The rising transaction volumes by non-banks threaten financial stability in West Africa, the Governor of the Central Bank of Nigeria (CBN), Olayemi Cardoso, has said.
He stated this on Monday at the 10th meeting of the College of Supervisors for Non-Bank Financial Institutions of the West African Monetary Zone.
Cardoso, was represented by the apex bank’s Acting Director of the Other Financial Institutions Department, Abayomi Arogundade.
He said, “We reiterate the importance of monitoring trends, risks and innovations of NBFIs/OFIs (Non-Bank Financial Institutions or Other Financial Institutions) as their increasing transaction volumes pose major financial system stability risk.

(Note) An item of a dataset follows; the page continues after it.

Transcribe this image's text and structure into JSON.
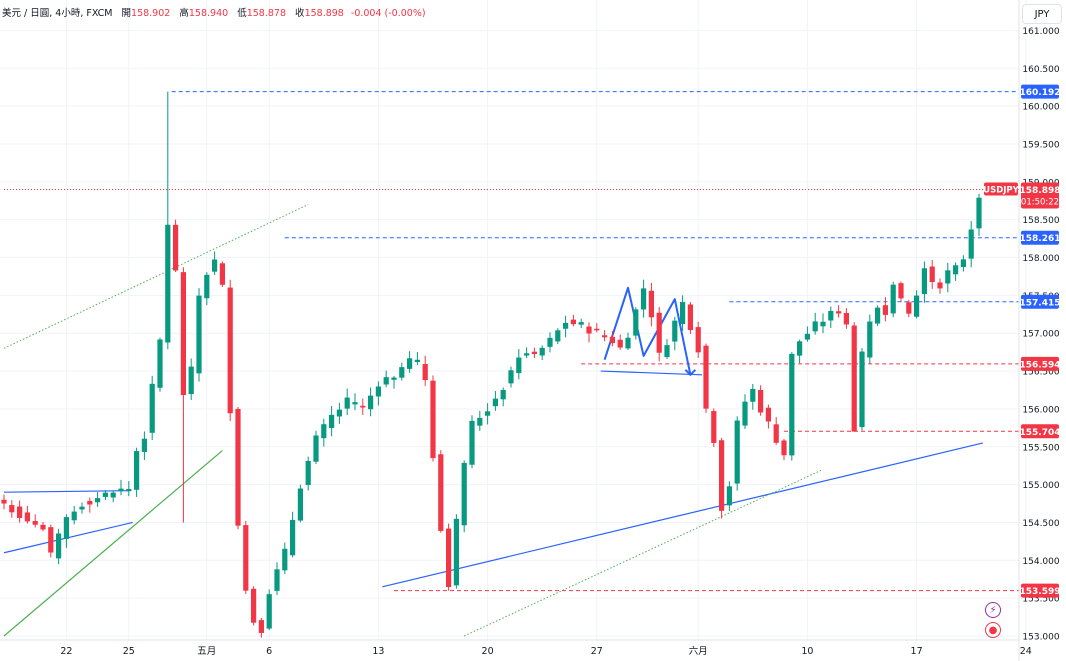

“Fintech loans is one of the most commonly reported innovation. While overall this may appear small in relation to the size of credit by DMBs, some jurisdictions globally, have noted a growing trend in the volume of these loans.
“In many cases, fintech credit is provided via electronic platforms that connect lenders to borrowers – in which case the platform takes the role of a financial auxiliary.
“In some cases, however, loans are taken on the balance sheet of these platforms (even if it is short-term), in which case the platforms are akin to new types of financial intermediaries. These entities are typically fintech firms that offer applications, software, and other technologies to streamline mobile and online banking.
“In many jurisdictions, these digital firms have a banking license and are subject to prudential requirements or they may just be regulated as Fintech payment service firms. Innovations linked to crypto or stablecoin assets were also reported by some jurisdictions.”